Along with Voatz, Democracy Live, VotemSecureVote and Scytl have all piloted mobile or online voting technology in various public or private balloting that included company stockholder and college board elections. Most recently, a Seattle district piloted the Democracy Live technology in a board of supervisors election that was open to 1.2 million registered voters.

Tusk Philanthropies, a nonprofit focused on promoting mobile voting as a way to increase voter turnout, has helped fund and promote Voatz and Democracy Live.

In a statement to Computerworld, Tusk said it feels confident in the results of all the pilot elections because it conducted independent, third-party audits “which showed that votes cast over the blockchain were recorded and tabulated accurately.”

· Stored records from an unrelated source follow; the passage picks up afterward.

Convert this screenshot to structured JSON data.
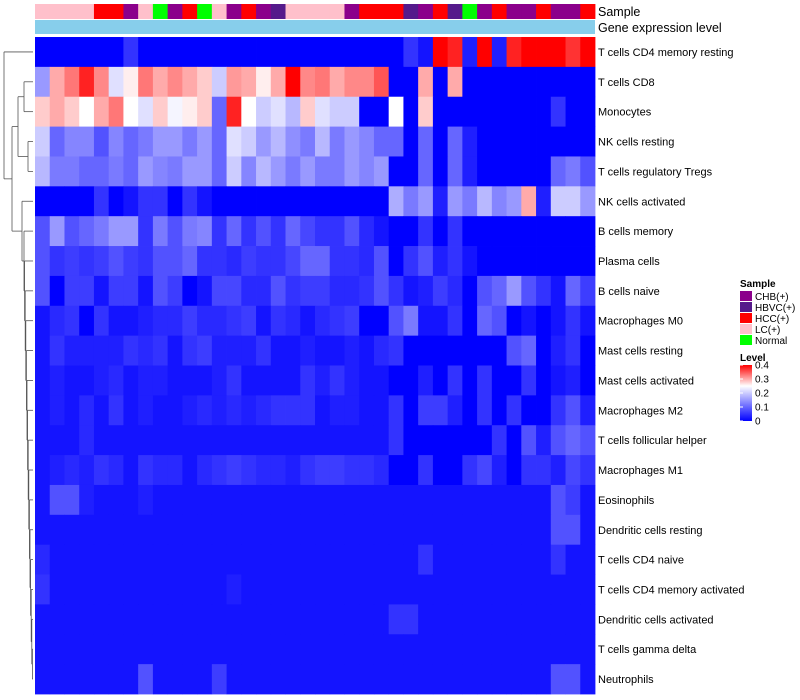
{
  "chart_data": {
    "type": "heatmap",
    "title": "",
    "annotation_tracks": [
      "Sample",
      "Gene expression level"
    ],
    "sample_groups": [
      {
        "name": "CHB(+)",
        "color": "#8B008B"
      },
      {
        "name": "HBVC(+)",
        "color": "#551A8B"
      },
      {
        "name": "HCC(+)",
        "color": "#FF0000"
      },
      {
        "name": "LC(+)",
        "color": "#FFC0CB"
      },
      {
        "name": "Normal",
        "color": "#00FF00"
      }
    ],
    "gene_expression_level_color": "#87CEEB",
    "columns_sample": [
      "LC(+)",
      "LC(+)",
      "LC(+)",
      "LC(+)",
      "HCC(+)",
      "HCC(+)",
      "CHB(+)",
      "LC(+)",
      "Normal",
      "CHB(+)",
      "HCC(+)",
      "Normal",
      "LC(+)",
      "CHB(+)",
      "HCC(+)",
      "CHB(+)",
      "HBVC(+)",
      "LC(+)",
      "LC(+)",
      "LC(+)",
      "LC(+)",
      "CHB(+)",
      "HCC(+)",
      "HCC(+)",
      "HCC(+)",
      "HBVC(+)",
      "CHB(+)",
      "HCC(+)",
      "HBVC(+)",
      "Normal",
      "CHB(+)",
      "HCC(+)",
      "CHB(+)",
      "CHB(+)",
      "HCC(+)",
      "CHB(+)",
      "CHB(+)",
      "HCC(+)"
    ],
    "rows": [
      "T cells CD4 memory resting",
      "T cells CD8",
      "Monocytes",
      "NK cells resting",
      "T cells regulatory  Tregs",
      "NK cells activated",
      "B cells memory",
      "Plasma cells",
      "B cells naive",
      "Macrophages M0",
      "Mast cells resting",
      "Mast cells activated",
      "Macrophages M2",
      "T cells follicular helper",
      "Macrophages M1",
      "Eosinophils",
      "Dendritic cells resting",
      "T cells CD4 naive",
      "T cells CD4 memory activated",
      "Dendritic cells activated",
      "T cells gamma delta",
      "Neutrophils"
    ],
    "values": [
      [
        0,
        0,
        0,
        0,
        0,
        0,
        0.05,
        0,
        0,
        0,
        0,
        0,
        0,
        0,
        0,
        0,
        0,
        0,
        0,
        0,
        0,
        0,
        0,
        0,
        0,
        0.05,
        0.02,
        0.4,
        0.38,
        0.03,
        0.4,
        0.03,
        0.38,
        0.4,
        0.4,
        0.4,
        0.37,
        0.4
      ],
      [
        0.15,
        0.3,
        0.33,
        0.38,
        0.32,
        0.22,
        0.26,
        0.33,
        0.3,
        0.32,
        0.3,
        0.28,
        0.2,
        0.31,
        0.3,
        0.26,
        0.3,
        0.4,
        0.32,
        0.33,
        0.3,
        0.32,
        0.32,
        0.35,
        0.0,
        0.0,
        0.3,
        0.0,
        0.3,
        0.0,
        0,
        0,
        0,
        0,
        0,
        0,
        0,
        0
      ],
      [
        0.28,
        0.3,
        0.28,
        0.25,
        0.3,
        0.33,
        0.25,
        0.22,
        0.28,
        0.24,
        0.26,
        0.28,
        0.1,
        0.38,
        0.25,
        0.2,
        0.22,
        0.18,
        0.28,
        0.22,
        0.2,
        0.2,
        0.0,
        0.0,
        0.25,
        0.0,
        0.28,
        0.0,
        0,
        0,
        0,
        0,
        0,
        0,
        0,
        0.05,
        0,
        0
      ],
      [
        0.2,
        0.1,
        0.13,
        0.13,
        0.08,
        0.13,
        0.1,
        0.12,
        0.15,
        0.15,
        0.12,
        0.15,
        0.1,
        0.22,
        0.2,
        0.15,
        0.18,
        0.14,
        0.12,
        0.18,
        0.12,
        0.15,
        0.13,
        0.1,
        0.1,
        0.0,
        0.1,
        0.0,
        0.1,
        0.03,
        0,
        0,
        0,
        0,
        0,
        0,
        0,
        0
      ],
      [
        0.18,
        0.12,
        0.12,
        0.1,
        0.1,
        0.12,
        0.1,
        0.15,
        0.13,
        0.12,
        0.15,
        0.15,
        0.1,
        0.2,
        0.13,
        0.18,
        0.15,
        0.12,
        0.15,
        0.12,
        0.12,
        0.15,
        0.13,
        0.15,
        0.0,
        0.0,
        0.1,
        0.0,
        0.1,
        0.03,
        0.0,
        0.0,
        0,
        0,
        0,
        0.1,
        0.12,
        0.08
      ],
      [
        0,
        0,
        0,
        0,
        0.05,
        0,
        0.02,
        0.05,
        0.05,
        0,
        0.05,
        0.02,
        0,
        0,
        0,
        0,
        0,
        0,
        0,
        0,
        0,
        0,
        0,
        0,
        0.17,
        0.12,
        0.15,
        0.03,
        0.15,
        0.12,
        0.18,
        0.13,
        0.15,
        0.3,
        0.03,
        0.2,
        0.2,
        0.15
      ],
      [
        0.08,
        0.15,
        0.08,
        0.1,
        0.12,
        0.15,
        0.15,
        0.05,
        0.12,
        0.08,
        0.12,
        0.13,
        0.05,
        0.1,
        0.05,
        0.08,
        0.05,
        0.1,
        0.07,
        0.05,
        0.05,
        0.08,
        0.04,
        0.02,
        0.0,
        0.0,
        0.05,
        0.0,
        0.05,
        0.0,
        0,
        0,
        0,
        0,
        0,
        0,
        0,
        0
      ],
      [
        0.08,
        0.05,
        0.06,
        0.05,
        0.06,
        0.08,
        0.06,
        0.05,
        0.08,
        0.08,
        0.1,
        0.05,
        0.05,
        0.04,
        0.06,
        0.05,
        0.05,
        0.07,
        0.1,
        0.1,
        0.05,
        0.05,
        0.04,
        0.08,
        0.0,
        0.05,
        0.08,
        0.03,
        0.05,
        0.02,
        0,
        0,
        0,
        0,
        0,
        0,
        0,
        0
      ],
      [
        0.08,
        0.0,
        0.06,
        0.06,
        0.02,
        0.06,
        0.06,
        0.02,
        0.08,
        0.06,
        0.0,
        0.02,
        0.07,
        0.07,
        0.04,
        0.04,
        0.08,
        0.05,
        0.06,
        0.06,
        0.04,
        0.04,
        0.05,
        0.08,
        0.05,
        0.02,
        0.03,
        0.06,
        0.04,
        0.0,
        0.08,
        0.1,
        0.15,
        0.08,
        0.05,
        0.02,
        0.1,
        0.06
      ],
      [
        0.02,
        0.04,
        0.05,
        0.0,
        0.05,
        0.02,
        0.02,
        0.03,
        0.04,
        0.04,
        0.06,
        0.04,
        0.04,
        0.05,
        0.06,
        0.02,
        0.05,
        0.04,
        0.02,
        0.04,
        0.05,
        0.06,
        0.0,
        0.0,
        0.08,
        0.12,
        0.02,
        0.02,
        0.05,
        0.0,
        0.1,
        0.08,
        0.0,
        0.02,
        0.0,
        0.02,
        0.05,
        0.02
      ],
      [
        0.02,
        0.05,
        0.03,
        0.03,
        0.03,
        0.03,
        0.05,
        0.04,
        0.05,
        0.02,
        0.05,
        0.06,
        0.03,
        0.03,
        0.03,
        0.05,
        0.02,
        0.02,
        0.03,
        0.02,
        0.02,
        0.03,
        0.02,
        0.04,
        0.05,
        0.0,
        0.0,
        0.0,
        0.0,
        0.0,
        0.0,
        0.0,
        0.08,
        0.1,
        0.0,
        0.03,
        0.05,
        0.0
      ],
      [
        0.02,
        0.03,
        0.02,
        0.02,
        0.03,
        0.04,
        0.02,
        0.03,
        0.03,
        0.02,
        0.02,
        0.02,
        0.03,
        0.05,
        0.02,
        0.02,
        0.02,
        0.02,
        0.05,
        0.03,
        0.05,
        0.03,
        0.02,
        0.02,
        0.0,
        0.0,
        0.03,
        0.0,
        0.05,
        0.0,
        0.05,
        0.0,
        0.0,
        0.05,
        0.0,
        0.02,
        0.03,
        0.0
      ],
      [
        0.02,
        0.03,
        0.02,
        0.04,
        0.02,
        0.05,
        0.02,
        0.03,
        0.02,
        0.02,
        0.03,
        0.04,
        0.03,
        0.04,
        0.03,
        0.04,
        0.05,
        0.05,
        0.05,
        0.02,
        0.03,
        0.03,
        0.02,
        0.02,
        0.05,
        0.0,
        0.06,
        0.06,
        0.03,
        0.0,
        0.05,
        0.0,
        0.05,
        0.0,
        0.0,
        0.05,
        0.08,
        0.03
      ],
      [
        0.02,
        0.02,
        0.02,
        0.04,
        0.02,
        0.02,
        0.02,
        0.02,
        0.02,
        0.02,
        0.02,
        0.02,
        0.02,
        0.02,
        0.02,
        0.02,
        0.02,
        0.02,
        0.02,
        0.02,
        0.02,
        0.02,
        0.02,
        0.02,
        0.05,
        0.0,
        0.0,
        0.0,
        0.0,
        0.0,
        0.0,
        0.05,
        0.0,
        0.08,
        0.03,
        0.08,
        0.1,
        0.08
      ],
      [
        0.02,
        0.03,
        0.04,
        0.03,
        0.05,
        0.04,
        0.02,
        0.05,
        0.04,
        0.04,
        0.02,
        0.04,
        0.05,
        0.06,
        0.05,
        0.04,
        0.04,
        0.03,
        0.05,
        0.06,
        0.06,
        0.05,
        0.05,
        0.04,
        0.0,
        0.0,
        0.05,
        0.0,
        0.0,
        0.05,
        0.07,
        0.03,
        0.0,
        0.05,
        0.05,
        0.03,
        0.07,
        0.05
      ],
      [
        0.02,
        0.08,
        0.08,
        0.03,
        0.02,
        0.02,
        0.02,
        0.03,
        0.02,
        0.02,
        0.02,
        0.02,
        0.02,
        0.02,
        0.02,
        0.02,
        0.02,
        0.02,
        0.02,
        0.02,
        0.02,
        0.02,
        0.02,
        0.02,
        0.02,
        0.02,
        0.02,
        0.02,
        0.02,
        0.02,
        0.02,
        0.02,
        0.02,
        0.02,
        0.02,
        0.08,
        0.06,
        0.02
      ],
      [
        0.02,
        0.02,
        0.02,
        0.02,
        0.02,
        0.02,
        0.02,
        0.02,
        0.02,
        0.02,
        0.02,
        0.02,
        0.02,
        0.02,
        0.02,
        0.02,
        0.02,
        0.02,
        0.02,
        0.02,
        0.02,
        0.02,
        0.02,
        0.02,
        0.02,
        0.02,
        0.02,
        0.02,
        0.02,
        0.02,
        0.02,
        0.02,
        0.02,
        0.02,
        0.02,
        0.08,
        0.08,
        0.02
      ],
      [
        0.04,
        0.02,
        0.02,
        0.02,
        0.02,
        0.02,
        0.02,
        0.02,
        0.02,
        0.02,
        0.02,
        0.02,
        0.02,
        0.02,
        0.02,
        0.02,
        0.02,
        0.02,
        0.02,
        0.02,
        0.02,
        0.02,
        0.02,
        0.02,
        0.02,
        0.02,
        0.05,
        0.02,
        0.02,
        0.02,
        0.02,
        0.02,
        0.02,
        0.02,
        0.02,
        0.05,
        0.02,
        0.02
      ],
      [
        0.05,
        0.02,
        0.02,
        0.02,
        0.02,
        0.02,
        0.02,
        0.02,
        0.02,
        0.02,
        0.02,
        0.02,
        0.02,
        0.03,
        0.02,
        0.02,
        0.02,
        0.02,
        0.02,
        0.02,
        0.02,
        0.02,
        0.02,
        0.02,
        0.02,
        0.02,
        0.02,
        0.02,
        0.02,
        0.02,
        0.02,
        0.02,
        0.02,
        0.02,
        0.02,
        0.02,
        0.02,
        0.02
      ],
      [
        0.02,
        0.02,
        0.02,
        0.02,
        0.02,
        0.02,
        0.02,
        0.02,
        0.02,
        0.02,
        0.02,
        0.02,
        0.02,
        0.02,
        0.02,
        0.02,
        0.02,
        0.02,
        0.02,
        0.02,
        0.02,
        0.02,
        0.02,
        0.02,
        0.05,
        0.05,
        0.02,
        0.02,
        0.02,
        0.02,
        0.02,
        0.02,
        0.02,
        0.02,
        0.02,
        0.02,
        0.02,
        0.02
      ],
      [
        0.02,
        0.02,
        0.02,
        0.02,
        0.02,
        0.02,
        0.02,
        0.02,
        0.02,
        0.02,
        0.02,
        0.02,
        0.02,
        0.02,
        0.02,
        0.02,
        0.02,
        0.02,
        0.02,
        0.02,
        0.02,
        0.02,
        0.02,
        0.02,
        0.02,
        0.02,
        0.02,
        0.02,
        0.02,
        0.02,
        0.02,
        0.02,
        0.02,
        0.02,
        0.02,
        0.02,
        0.02,
        0.02
      ],
      [
        0.02,
        0.02,
        0.02,
        0.02,
        0.02,
        0.02,
        0.02,
        0.08,
        0.02,
        0.02,
        0.02,
        0.02,
        0.06,
        0.02,
        0.02,
        0.02,
        0.02,
        0.02,
        0.02,
        0.02,
        0.02,
        0.02,
        0.02,
        0.02,
        0.02,
        0.02,
        0.02,
        0.02,
        0.02,
        0.02,
        0.02,
        0.02,
        0.02,
        0.02,
        0.02,
        0.08,
        0.08,
        0.02
      ]
    ],
    "color_scale": {
      "low": "#0000FF",
      "mid": "#FFFFFF",
      "high": "#FF0000",
      "min": 0,
      "mid_value": 0.25,
      "max": 0.4
    },
    "legend": {
      "sample_title": "Sample",
      "level_title": "Level",
      "level_ticks": [
        "0.4",
        "0.3",
        "0.2",
        "0.1",
        "0"
      ],
      "level_tick_values": [
        0.4,
        0.3,
        0.2,
        0.1,
        0
      ],
      "placement": "right"
    }
  }
}
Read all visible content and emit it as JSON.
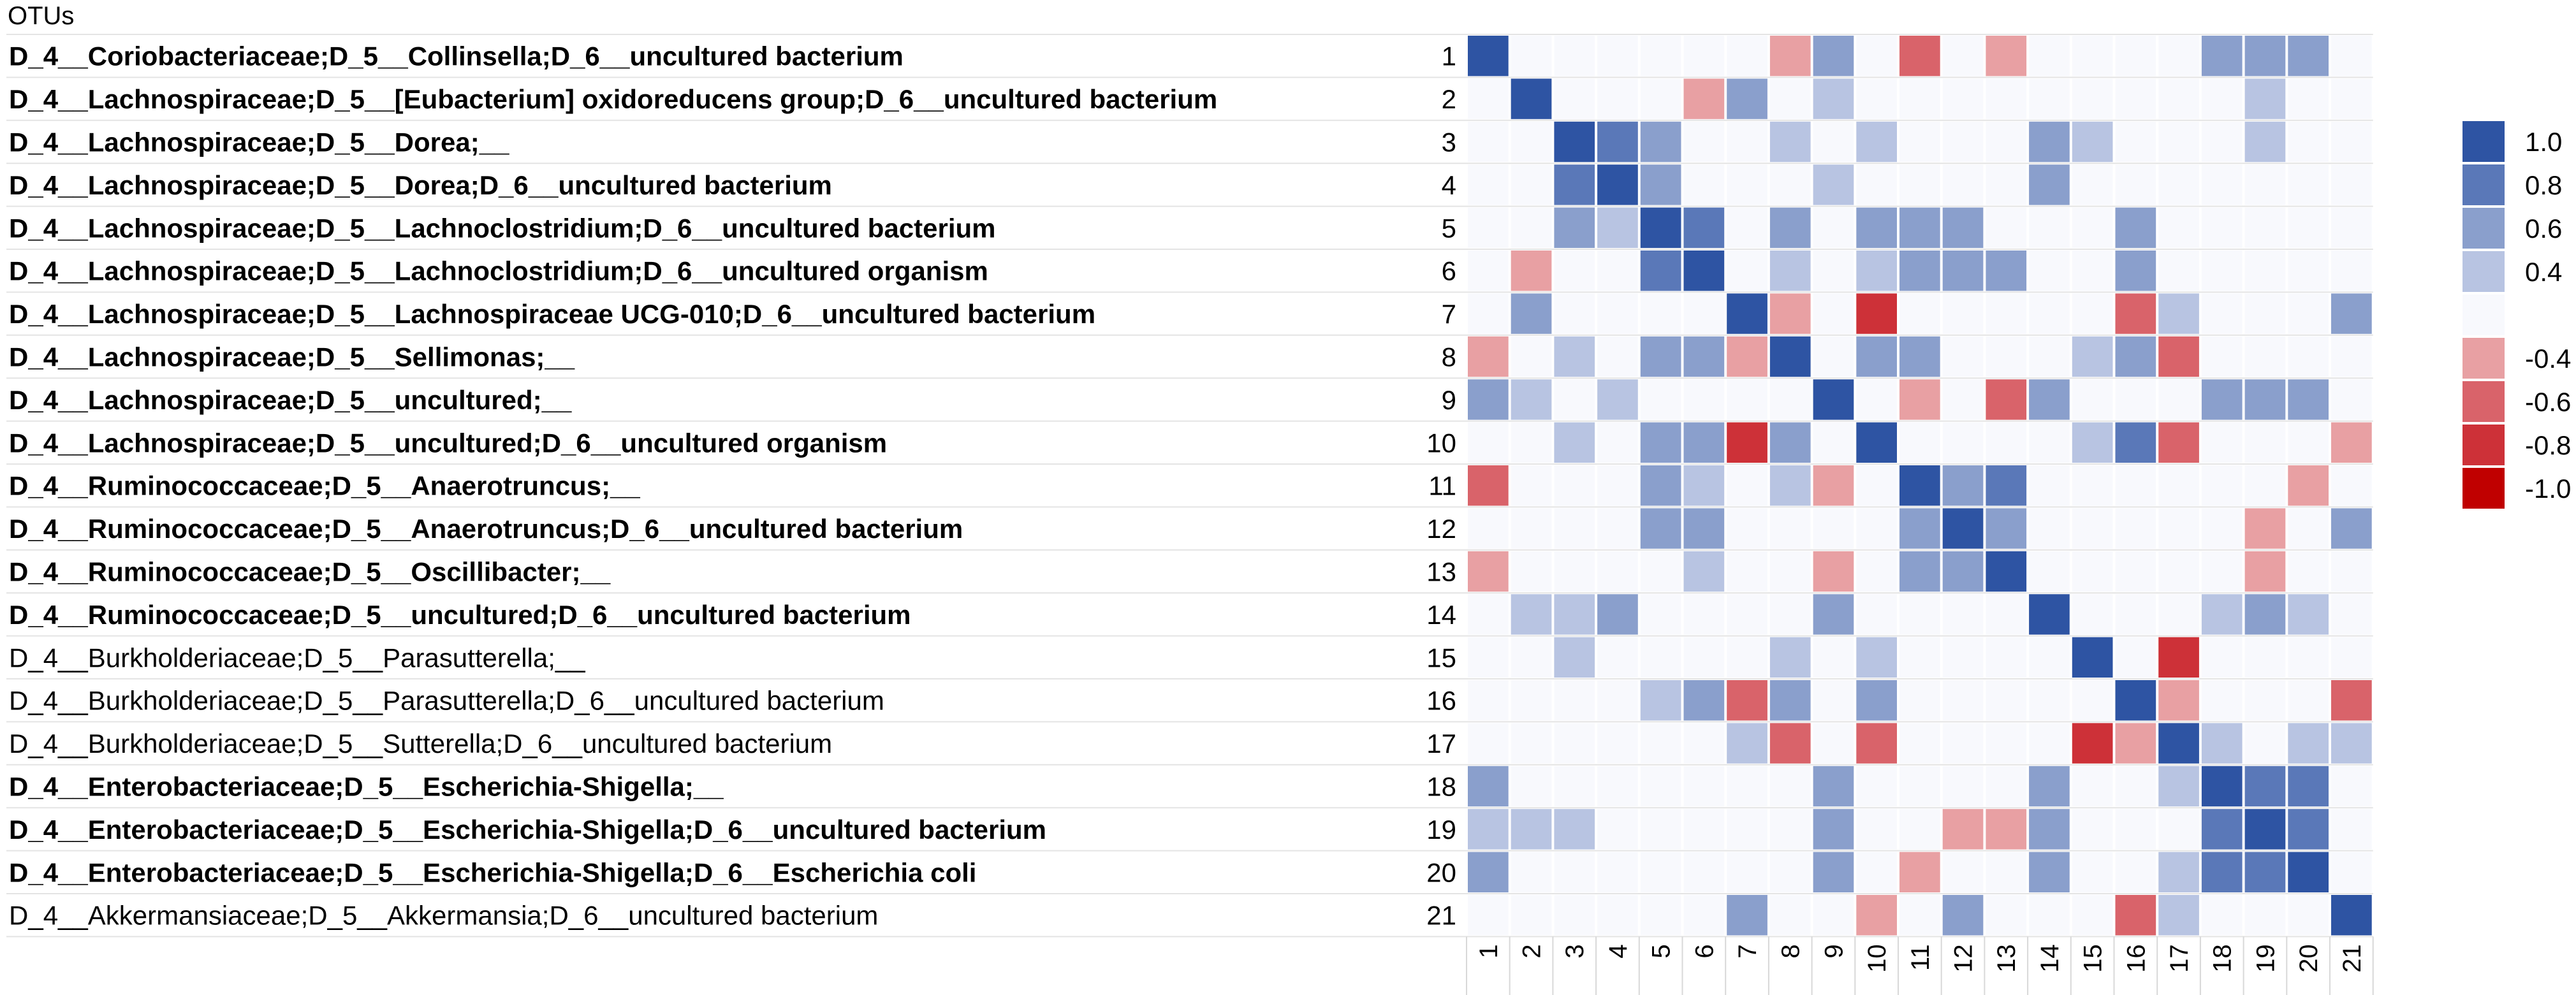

“With that being said, we always welcome new security information and will work with security experts to review this paper,” Tusk said. “Security is an iterative process that can only get better over time. There is no room for error in our elections, especially when it comes to data leakage, compromised encryption, broken authentication, or denial-of-service attacks.”

Medici Ventures, the wholly-owned investment subsidiary of Overstock.com, has also backed Voatz, whose application has mainly been used to allow absentee voter service members and their families to cast their ballots via their smartphones from anywhere in the world.

Jonathan Johnson, CEO of Overstock and president of Medici Ventures, responded in a statement to a New York Times article about the MIT study, saying he believes the Voatz technology is responsible and safe.

“It not only prevents voting fraud, but it also protects the privacy of each voter. The Voatz app even generates a paper ballot that can be audited to guarantee the fidelity of the vote,” Johnson said. “This is, we believe, the right path forward to safe innovation in election technology. We should not let ourselves derail the future of voting.”

Critics of mobile or online voting, including security experts, believe it opens up the prospect of server penetration attacks, client-device malware, denial-of-service attacks and other disruptions — all associated with infecting voters’ computers with malware or infecting the computers in the elections office that handle and count ballots.

Jeremy Epstein, vice chair of the Association for Computing Machinery’s US Technology Policy Committee (USTPC), has been a vocal critic of mobile voting platforms, including Voatz. He said the MIT study was “very thorough” and demonstrates exactly what experts have been saying for years.

“Internet voting is risky. It’s no surprise that the Voatz system is vulnerable to many kinds of attacks, even to an attacker with no access to source code or other inside information,” Epstein said via email. “The attacks demonstrated by MIT are well within the capabilities of nation-state adversaries who are interested in manipulating US elections, and such an adversary won’t publish their results as the MIT team has done, leaving us with an election that may be undetectably manipulated.”

The five-year-old Voatz slammed the MIT researchers for never connecting even the outdated app they used to the company’s servers, which are hosted by Amazon AWS and Microsoft Azure.

In the absence of connecting to the actual servers recording public votes, “the researchers fabricated an imagined version of the Voatz servers, hypothesized how they worked, and then made assumptions about the interactions between the system components that are simply false,” Voatz said.

Epstein retorted that Voatz’s comments “demonstrate that they don’t understand either the severity of the attacks or the way security works in general.

“Any election official using Voatz products would be well advised to cancel their plans, before a stealthy attack in a real election compromises democracy,” Epstein said.